Fighting for a Voice and Winning a Place in the U.S. Economy
WASHINGTON, D.C. – (September 3, 2020) – This August, the National Women’s Business Council (NWBC) celebrated the Women’s Suffrage Centennial and Women’s Equality Day.
After over 70 years of persistence and strategic activism, women found a voice in our political process and opened the gates to pursuing their entrepreneurial destiny. Ratified on August 18, 1920, the 19th Amendment to the Constitution prohibited the states and federal government from denying the right to vote on the basis of sex. Fast forward 100 years, and women comprise almost 24% of the 116th Congress—not only casting ballots for themselves but voting in representation of hundreds of thousands of citizens on our nation’s most pressing issues, including those shaping the business climate.

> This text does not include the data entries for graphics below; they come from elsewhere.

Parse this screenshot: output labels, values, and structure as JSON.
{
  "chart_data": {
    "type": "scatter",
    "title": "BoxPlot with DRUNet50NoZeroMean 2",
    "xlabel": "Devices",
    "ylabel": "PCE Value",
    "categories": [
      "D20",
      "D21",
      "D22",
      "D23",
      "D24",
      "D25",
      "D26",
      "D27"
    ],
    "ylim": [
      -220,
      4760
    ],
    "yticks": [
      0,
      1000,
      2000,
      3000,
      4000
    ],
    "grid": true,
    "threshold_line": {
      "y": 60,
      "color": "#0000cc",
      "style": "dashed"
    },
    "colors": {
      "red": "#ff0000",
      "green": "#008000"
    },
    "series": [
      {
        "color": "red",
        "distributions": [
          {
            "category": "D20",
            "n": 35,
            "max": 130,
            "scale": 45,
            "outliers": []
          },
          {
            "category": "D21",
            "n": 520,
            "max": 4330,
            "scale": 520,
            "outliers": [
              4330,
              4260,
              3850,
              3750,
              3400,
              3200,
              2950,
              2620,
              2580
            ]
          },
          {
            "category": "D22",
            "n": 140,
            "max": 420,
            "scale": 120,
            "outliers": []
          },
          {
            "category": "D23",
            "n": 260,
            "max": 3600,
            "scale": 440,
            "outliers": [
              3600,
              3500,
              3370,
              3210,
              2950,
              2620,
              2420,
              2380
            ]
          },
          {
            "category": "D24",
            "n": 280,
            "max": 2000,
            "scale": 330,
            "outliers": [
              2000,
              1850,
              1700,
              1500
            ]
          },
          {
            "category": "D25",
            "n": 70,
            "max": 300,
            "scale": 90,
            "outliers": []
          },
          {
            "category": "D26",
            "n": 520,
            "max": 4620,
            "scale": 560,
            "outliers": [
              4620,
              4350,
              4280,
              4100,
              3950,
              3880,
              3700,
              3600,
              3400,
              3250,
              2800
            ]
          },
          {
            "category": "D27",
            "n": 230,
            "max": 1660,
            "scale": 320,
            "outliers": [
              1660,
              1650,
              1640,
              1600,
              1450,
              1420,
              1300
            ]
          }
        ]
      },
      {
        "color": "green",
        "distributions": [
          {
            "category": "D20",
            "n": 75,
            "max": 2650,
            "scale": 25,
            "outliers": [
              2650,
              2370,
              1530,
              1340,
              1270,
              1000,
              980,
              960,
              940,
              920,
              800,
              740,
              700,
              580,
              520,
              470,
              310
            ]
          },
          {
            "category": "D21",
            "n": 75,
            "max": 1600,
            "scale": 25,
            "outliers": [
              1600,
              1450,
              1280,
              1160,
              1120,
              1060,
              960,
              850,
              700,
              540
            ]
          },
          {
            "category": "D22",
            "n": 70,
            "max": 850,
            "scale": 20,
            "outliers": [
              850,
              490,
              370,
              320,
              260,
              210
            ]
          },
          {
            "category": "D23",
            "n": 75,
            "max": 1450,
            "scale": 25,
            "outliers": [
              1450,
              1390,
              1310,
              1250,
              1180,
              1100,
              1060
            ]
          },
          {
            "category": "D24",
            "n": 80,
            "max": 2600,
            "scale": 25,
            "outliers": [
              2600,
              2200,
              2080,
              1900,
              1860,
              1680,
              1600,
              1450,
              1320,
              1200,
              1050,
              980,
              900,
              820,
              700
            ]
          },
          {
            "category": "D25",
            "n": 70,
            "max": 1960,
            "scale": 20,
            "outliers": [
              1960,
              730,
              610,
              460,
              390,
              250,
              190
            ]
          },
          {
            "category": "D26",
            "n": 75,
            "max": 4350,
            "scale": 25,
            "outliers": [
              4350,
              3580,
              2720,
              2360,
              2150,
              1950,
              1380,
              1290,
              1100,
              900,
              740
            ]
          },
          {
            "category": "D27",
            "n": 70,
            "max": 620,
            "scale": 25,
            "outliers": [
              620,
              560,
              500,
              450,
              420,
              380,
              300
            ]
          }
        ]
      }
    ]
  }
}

As women’s role in American society expanded beyond the home front, through the political process, and into the realm of enterprise, another roadblock emerged to make their presence known. The Economic Census failed to include them in its data products. The Survey of Minority-Owned Business Enterprises (SMOBE) was introduced as a special project in 1969 and eventually became a part of the Economic Census in 1972. Still five years later in 1977, the Survey of Women-Owned Business Enterprises (SWOBE) was initiated to provide crucial demographic information on female entrepreneurs. SMOBE and SWOBE were eventually combined to create the Survey of Business Owners (SBO).